UF researchers work to improve treatments for people who have hemophilia
By Czerne M. Reid
Daily life can be hazardous to 3-year-old Andrew Xiong’s health. Simple bumps and bruises can lead to internal bleeding that can land him in the hospital. Andrew has hemophilia, a disorder in which the blood has difficulty clotting because of a defective gene.
William “Max” McBrayer, 7, also has been in and out of the hospital since he was 9-and-a-half months old because of hemophilia.
Both boys get frequent injections of the blood-clotting protein their body doesn’t produce, and without which they bleed easily and profusely.
“It’s scary, because you don’t know if it’s going to stop,” said Max’s mother, Wendy McBrayer. “I’m hoping that there is going to be a cure one day.”
Researchers at UF are already working hard to develop new therapies for improving the health and quality of life for people like Andrew and Max. Treatments already in use are often rejected by patients’ immune systems and can cost up to $1 million per round.
The UF researchers, all faculty members in the department of pediatrics division of cellular and molecular therapy, the UF Genetics Institute and the Powell Gene Therapy Center, are supported by a number of grants from the National Institutes of Health and Bayer HealthCare, totaling more than $6 million.
“The portfolio of grants allows UF to build and sustain a robust hemophilia research program covering both forms of the disease, hemophilia A and B, and fulfill an unmet need in Florida and the region,” said Roland Herzog, Ph.D., an associate professor who is principal investigator on three NIH grants and co-investigator on two Bayer awards.
The other principal investigators are Arun Srivastava, Ph.D., the George H. Kitzman professor of genetics, and associate professor Sergei Zolotukhin, Ph.D.
The grants fund the researchers’ efforts to develop and test gene therapy methods for both forms of the disease and to find ways to deliver the clotting factor protein orally and prevent the immune system from rejecting gene or protein therapies. Some of the work is in collaboration with the Wistar Institute, the Children’s Hospital of Philadelphia, Harvard Medical School and the University of Central Florida.

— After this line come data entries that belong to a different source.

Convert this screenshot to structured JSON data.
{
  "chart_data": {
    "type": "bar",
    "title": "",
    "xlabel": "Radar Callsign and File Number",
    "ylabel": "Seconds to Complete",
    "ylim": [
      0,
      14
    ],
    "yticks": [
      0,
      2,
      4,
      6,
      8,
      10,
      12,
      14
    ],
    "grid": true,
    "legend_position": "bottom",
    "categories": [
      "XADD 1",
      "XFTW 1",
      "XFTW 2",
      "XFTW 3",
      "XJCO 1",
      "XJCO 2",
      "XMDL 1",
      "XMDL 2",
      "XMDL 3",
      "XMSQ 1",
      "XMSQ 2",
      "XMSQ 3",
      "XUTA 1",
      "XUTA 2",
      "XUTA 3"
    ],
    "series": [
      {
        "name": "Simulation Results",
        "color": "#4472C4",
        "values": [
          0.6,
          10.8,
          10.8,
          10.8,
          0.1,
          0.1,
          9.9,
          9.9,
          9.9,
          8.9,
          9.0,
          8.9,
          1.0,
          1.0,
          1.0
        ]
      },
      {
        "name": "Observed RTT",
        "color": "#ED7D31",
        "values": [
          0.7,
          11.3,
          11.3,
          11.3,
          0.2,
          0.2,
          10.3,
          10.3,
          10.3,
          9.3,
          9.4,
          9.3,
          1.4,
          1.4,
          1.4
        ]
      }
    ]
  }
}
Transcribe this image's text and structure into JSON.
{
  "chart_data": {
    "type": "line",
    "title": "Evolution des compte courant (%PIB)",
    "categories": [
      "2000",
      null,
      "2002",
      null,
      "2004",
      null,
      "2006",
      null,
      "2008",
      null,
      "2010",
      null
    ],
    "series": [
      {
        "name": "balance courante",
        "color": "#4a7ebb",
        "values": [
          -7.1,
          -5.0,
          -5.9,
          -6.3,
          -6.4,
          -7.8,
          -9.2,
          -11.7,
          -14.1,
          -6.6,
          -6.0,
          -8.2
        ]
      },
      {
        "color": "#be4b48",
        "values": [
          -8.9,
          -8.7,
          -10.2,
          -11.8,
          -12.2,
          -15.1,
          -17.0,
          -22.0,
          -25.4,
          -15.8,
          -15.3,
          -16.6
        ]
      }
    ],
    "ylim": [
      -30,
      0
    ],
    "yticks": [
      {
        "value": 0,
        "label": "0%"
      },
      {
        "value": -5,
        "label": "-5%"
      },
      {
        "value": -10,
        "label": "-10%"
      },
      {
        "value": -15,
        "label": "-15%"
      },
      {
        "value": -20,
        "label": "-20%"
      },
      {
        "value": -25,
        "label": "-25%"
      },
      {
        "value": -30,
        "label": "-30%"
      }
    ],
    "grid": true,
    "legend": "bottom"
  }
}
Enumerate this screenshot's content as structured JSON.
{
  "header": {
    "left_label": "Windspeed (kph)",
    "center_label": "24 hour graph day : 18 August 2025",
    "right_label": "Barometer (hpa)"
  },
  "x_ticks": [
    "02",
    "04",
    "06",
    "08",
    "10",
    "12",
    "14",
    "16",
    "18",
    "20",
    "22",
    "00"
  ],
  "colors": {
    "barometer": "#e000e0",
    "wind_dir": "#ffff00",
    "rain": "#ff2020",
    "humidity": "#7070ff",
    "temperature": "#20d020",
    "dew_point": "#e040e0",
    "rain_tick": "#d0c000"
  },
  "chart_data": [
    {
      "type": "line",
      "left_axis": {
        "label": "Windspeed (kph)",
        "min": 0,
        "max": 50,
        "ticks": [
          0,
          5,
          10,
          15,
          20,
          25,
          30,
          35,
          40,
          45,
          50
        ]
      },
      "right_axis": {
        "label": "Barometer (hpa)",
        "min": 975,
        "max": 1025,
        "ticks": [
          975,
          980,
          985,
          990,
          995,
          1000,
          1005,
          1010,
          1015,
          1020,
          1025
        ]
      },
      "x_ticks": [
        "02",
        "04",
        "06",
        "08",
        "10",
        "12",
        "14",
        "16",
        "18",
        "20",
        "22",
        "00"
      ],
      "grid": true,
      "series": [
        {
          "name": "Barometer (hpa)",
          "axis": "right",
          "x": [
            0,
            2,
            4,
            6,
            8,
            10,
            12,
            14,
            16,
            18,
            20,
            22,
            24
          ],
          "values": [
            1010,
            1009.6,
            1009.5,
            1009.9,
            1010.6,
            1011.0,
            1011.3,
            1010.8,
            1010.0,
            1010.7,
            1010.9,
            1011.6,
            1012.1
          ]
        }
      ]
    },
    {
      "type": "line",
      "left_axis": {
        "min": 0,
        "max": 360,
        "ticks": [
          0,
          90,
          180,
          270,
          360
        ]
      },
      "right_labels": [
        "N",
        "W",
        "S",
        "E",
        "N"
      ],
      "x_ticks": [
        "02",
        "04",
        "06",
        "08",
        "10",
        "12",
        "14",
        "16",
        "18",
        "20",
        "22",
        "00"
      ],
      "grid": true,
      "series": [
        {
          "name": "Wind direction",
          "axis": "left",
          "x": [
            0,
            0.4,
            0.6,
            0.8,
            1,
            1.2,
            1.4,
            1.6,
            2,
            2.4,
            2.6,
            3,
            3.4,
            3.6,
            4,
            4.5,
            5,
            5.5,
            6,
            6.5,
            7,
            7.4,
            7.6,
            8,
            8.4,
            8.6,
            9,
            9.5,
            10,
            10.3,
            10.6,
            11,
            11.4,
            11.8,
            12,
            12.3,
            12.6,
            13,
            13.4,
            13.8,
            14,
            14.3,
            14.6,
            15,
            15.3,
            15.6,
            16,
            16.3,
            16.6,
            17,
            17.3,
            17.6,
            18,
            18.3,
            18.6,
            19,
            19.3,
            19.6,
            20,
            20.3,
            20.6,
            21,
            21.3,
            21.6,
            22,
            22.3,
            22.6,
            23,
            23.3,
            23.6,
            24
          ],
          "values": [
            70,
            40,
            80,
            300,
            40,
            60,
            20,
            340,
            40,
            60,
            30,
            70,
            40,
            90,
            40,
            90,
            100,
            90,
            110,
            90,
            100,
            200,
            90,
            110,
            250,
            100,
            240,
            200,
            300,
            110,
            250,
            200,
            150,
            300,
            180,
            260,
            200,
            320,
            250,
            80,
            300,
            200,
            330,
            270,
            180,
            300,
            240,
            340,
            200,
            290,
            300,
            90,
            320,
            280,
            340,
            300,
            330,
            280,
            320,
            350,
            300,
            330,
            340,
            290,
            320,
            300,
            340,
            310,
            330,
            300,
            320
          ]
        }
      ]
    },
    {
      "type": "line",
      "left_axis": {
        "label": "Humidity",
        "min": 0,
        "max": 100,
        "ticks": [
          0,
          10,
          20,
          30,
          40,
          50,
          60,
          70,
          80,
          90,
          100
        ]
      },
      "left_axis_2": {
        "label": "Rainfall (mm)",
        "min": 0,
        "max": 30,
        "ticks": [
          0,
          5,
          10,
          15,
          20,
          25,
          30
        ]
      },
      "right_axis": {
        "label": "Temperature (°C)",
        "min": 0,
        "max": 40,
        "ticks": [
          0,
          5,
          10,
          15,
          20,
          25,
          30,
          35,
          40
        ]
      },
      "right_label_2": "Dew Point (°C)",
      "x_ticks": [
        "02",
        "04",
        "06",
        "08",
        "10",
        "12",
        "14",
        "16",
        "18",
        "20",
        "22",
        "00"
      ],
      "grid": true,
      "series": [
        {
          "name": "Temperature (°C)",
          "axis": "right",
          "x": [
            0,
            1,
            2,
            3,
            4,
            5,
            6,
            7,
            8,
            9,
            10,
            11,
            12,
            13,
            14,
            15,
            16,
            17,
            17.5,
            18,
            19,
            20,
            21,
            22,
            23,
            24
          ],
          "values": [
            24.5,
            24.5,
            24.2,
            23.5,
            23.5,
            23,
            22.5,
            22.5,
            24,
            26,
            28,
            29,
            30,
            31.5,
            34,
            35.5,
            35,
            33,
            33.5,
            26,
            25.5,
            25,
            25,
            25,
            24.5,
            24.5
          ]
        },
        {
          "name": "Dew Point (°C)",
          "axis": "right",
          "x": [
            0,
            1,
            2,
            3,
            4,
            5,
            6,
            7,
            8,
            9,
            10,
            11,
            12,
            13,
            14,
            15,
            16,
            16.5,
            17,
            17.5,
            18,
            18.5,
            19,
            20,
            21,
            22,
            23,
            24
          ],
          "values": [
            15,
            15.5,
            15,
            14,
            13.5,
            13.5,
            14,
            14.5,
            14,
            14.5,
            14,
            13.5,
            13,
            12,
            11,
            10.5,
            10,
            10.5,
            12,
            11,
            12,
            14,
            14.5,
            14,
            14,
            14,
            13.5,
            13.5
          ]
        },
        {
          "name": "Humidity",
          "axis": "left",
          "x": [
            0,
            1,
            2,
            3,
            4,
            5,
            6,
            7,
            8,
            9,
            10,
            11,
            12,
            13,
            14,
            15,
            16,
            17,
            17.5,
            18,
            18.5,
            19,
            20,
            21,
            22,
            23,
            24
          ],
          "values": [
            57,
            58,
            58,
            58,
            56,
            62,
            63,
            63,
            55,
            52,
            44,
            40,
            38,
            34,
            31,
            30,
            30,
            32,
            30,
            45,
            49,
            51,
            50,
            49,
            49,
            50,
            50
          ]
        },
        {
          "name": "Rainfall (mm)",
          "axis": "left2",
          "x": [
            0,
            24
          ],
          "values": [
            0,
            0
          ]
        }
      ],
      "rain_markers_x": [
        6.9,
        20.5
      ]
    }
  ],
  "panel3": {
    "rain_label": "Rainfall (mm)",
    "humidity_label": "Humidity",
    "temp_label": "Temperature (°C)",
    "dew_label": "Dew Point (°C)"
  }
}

About 1 in 5,000 boys are born with hemophilia A, the more common form, which both Andrew and Max have. Standard treatment is IV infusion of the missing protein. But in 25 percent of patients with the severe form of hemophilia, the immune system rejects the clotting protein. To help patients tolerate therapy, doctors try to exhaust the immune system by administering the therapeutic protein intravenously until the body no longer responds with inhibitors. That brute force approach works for hemophilia A, but can cause life-threatening allergic reactions in hemophilia B.
“New and safer ways to deliver therapy would be far more welcome than what we’re doing now,” said Vishwas Sakhalkar, M.D., director of benign hematology in the division of pediatric hematology/oncology, who treats patients with hemophilia and other blood disorders. “Patients, their families, caregivers and doctors will embrace those advances, after seeing all that patients have to go through now for treatment.”
Andrew is already looking toward his future. He wants to become a doctor — just like “Dr. Number,” as he calls Levette Dunbar, M.D., the UF pediatric hematologist-oncologist he sees regularly.